Rollout — the no-self-lockout sequence

  1. Ship with OPERATOR_AUTH_ENABLED=false (default) → the middleware short-circuits, app behaves exactly as today. Deploying can't break or lock anything.
  2. Seed your superadmin via operator_admin.py.
  3. Hit /login and confirm you get a session while the flag is still off (the login routes work regardless of the flag).
  4. Flip OPERATOR_AUTH_ENABLED=true → the gate enforces. Your cookie is valid → you're in.
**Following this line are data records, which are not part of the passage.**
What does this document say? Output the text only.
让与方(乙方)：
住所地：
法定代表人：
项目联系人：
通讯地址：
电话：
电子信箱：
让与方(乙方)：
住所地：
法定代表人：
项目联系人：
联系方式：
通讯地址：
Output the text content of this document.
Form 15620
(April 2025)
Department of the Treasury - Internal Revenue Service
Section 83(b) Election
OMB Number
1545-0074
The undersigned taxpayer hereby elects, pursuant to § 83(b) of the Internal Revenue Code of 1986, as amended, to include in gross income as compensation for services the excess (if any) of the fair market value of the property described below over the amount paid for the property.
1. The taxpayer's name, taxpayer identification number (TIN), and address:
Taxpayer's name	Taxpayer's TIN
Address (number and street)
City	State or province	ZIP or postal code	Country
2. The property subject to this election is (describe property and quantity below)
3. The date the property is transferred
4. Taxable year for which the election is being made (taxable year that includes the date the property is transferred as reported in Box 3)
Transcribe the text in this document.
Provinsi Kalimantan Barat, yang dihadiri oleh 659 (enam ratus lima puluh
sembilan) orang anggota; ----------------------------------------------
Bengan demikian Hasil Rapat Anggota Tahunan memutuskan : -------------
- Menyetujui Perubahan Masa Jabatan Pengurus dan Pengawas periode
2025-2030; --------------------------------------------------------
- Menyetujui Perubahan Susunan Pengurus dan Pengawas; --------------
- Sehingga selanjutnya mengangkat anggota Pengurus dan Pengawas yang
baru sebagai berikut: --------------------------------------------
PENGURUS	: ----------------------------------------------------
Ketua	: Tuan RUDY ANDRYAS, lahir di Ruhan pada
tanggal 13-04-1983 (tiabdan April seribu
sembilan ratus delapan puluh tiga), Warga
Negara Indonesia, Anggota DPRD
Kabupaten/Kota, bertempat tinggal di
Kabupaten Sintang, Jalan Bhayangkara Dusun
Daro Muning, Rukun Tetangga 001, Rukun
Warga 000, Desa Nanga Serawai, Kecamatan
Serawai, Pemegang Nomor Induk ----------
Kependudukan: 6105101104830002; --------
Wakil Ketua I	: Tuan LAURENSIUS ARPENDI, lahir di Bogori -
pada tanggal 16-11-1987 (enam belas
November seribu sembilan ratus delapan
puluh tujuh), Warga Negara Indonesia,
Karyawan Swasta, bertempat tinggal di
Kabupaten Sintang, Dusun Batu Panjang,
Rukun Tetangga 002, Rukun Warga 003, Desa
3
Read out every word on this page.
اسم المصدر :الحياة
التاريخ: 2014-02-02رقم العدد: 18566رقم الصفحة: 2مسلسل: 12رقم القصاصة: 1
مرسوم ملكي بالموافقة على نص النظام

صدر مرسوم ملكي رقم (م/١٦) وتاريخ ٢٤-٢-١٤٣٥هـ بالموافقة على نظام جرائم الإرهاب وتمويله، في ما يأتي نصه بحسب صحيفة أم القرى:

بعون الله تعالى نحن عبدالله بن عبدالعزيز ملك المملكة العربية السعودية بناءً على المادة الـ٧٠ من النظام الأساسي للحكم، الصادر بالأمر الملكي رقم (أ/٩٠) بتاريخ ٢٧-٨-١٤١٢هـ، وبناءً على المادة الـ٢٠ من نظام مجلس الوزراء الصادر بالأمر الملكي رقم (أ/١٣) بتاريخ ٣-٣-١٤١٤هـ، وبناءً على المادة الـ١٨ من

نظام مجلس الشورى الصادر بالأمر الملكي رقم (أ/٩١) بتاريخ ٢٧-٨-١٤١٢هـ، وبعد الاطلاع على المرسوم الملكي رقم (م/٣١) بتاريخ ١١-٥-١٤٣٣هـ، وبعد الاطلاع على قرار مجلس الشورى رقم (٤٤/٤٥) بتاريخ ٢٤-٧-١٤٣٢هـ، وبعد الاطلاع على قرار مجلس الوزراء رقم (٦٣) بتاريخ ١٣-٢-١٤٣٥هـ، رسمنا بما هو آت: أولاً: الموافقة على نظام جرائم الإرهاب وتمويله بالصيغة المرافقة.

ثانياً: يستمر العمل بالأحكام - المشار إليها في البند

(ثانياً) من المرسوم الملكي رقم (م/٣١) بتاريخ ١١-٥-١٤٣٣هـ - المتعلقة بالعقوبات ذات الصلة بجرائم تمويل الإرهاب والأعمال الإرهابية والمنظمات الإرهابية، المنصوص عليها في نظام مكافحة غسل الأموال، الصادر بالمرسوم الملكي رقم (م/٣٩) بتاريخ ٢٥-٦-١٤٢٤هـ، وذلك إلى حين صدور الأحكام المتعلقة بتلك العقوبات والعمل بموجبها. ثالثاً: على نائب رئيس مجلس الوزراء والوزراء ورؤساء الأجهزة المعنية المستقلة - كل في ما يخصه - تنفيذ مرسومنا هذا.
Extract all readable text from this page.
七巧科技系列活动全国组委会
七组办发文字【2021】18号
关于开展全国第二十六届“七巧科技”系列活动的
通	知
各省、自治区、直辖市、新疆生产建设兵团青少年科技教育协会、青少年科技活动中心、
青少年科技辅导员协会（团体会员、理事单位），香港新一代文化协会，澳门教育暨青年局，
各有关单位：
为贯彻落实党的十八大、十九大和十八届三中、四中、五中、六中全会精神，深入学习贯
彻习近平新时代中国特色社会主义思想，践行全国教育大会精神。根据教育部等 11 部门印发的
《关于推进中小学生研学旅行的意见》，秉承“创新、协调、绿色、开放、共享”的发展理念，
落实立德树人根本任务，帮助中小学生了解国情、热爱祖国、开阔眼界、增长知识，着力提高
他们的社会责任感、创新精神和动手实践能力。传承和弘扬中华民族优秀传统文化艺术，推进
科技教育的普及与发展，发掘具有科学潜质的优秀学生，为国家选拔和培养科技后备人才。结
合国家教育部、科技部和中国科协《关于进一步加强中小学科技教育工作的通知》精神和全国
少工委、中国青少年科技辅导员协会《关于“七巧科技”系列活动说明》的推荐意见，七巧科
Anything wrong → flip it back off (instant escape hatch).
  5. Create your parents' accounts from /admin/users (temp passwords, they change on first login).
  • Break-glass: operator_admin.py reset-password / create-superadmin in the container; or flag off.

Testing

Reuses the pytest harness from the portal work (docker exec … python -m pytest).

  • Middleware: flag off → every path passes; flag on → exempt paths + the 3 machine endpoints pass with no cookie, a gated HTML path 303s to /login, a gated /api/* path 401s, must_change_password user is routed to /change-password.
  • Login: success sets tv_session; wrong password rejected + counts; 5 wrong → locked (even correct password refused).
  • Roles: require_role("superadmin") route → admin gets 403, superadmin 200.
  • Sessions: bumping sessions_valid_from invalidates an existing cookie.
  • Password: self-change works + clears must_change_password; superadmin reset sets a new hash + must_change_password + returns the raw once.
  • Machine endpoints: /api/series3/heartbeat etc. still 200 with the gate ON and no cookie (regression guard so we never silently break the watchers).

File structure

File Responsibility
backend/auth_cookies.py (new) generic sign/read + SECRET_KEY/COOKIE_SECURE
backend/models.py add OperatorUser
backend/operator_auth.py (new) current_operator, require_role, the gate middleware, login/lockout helpers
backend/routers/operator_auth_routes.py (new) /login, /logout, /change-password
backend/routers/operator_users.py (new) /admin/users page + CRUD (superadmin)
backend/operator_admin.py (new) seed/break-glass CLI
backend/main.py register the gate middleware + routers; OPERATOR_AUTH_ENABLED
templates/login.html, templates/change_password.html, templates/admin/users.html (new) UI

Going to prod

  • New table auto-creates; no migration. Just code + seeding.
  • Set a real SECRET_KEY (shared with the portal cookie) and COOKIE_SECURE=true once on HTTPS — same env knobs already wired in docker-compose.yml.
  • Operator auth is what makes internet-exposing the internal app safe; pair with the (deferred) office deployment + reverse-proxy/TLS work.

Security notes

  • Deny-by-default; client-supplied ids never trusted; every request re-validates the session against the DB (instant revoke via active / sessions_valid_from).
  • Passwords argon2-hashed; generic login errors (no user-enumeration); lockout on brute force; raw temp passwords shown once, never stored or logged.
  • Cookies HttpOnly + SameSite=Lax + Secure (on TLS), HMAC-signed with server-side iat expiry.
  • Known residual until deploy: without TLS the password crosses the wire in cleartext — fix is the deployment-phase TLS (Synology Let's Encrypt / Cloudflare Tunnel). The login is still a massive improvement over today's zero-auth exposure.
  • TOTP 2FA is the near-term follow-up (superadmin first), especially without the UniFi edge in front on the home network.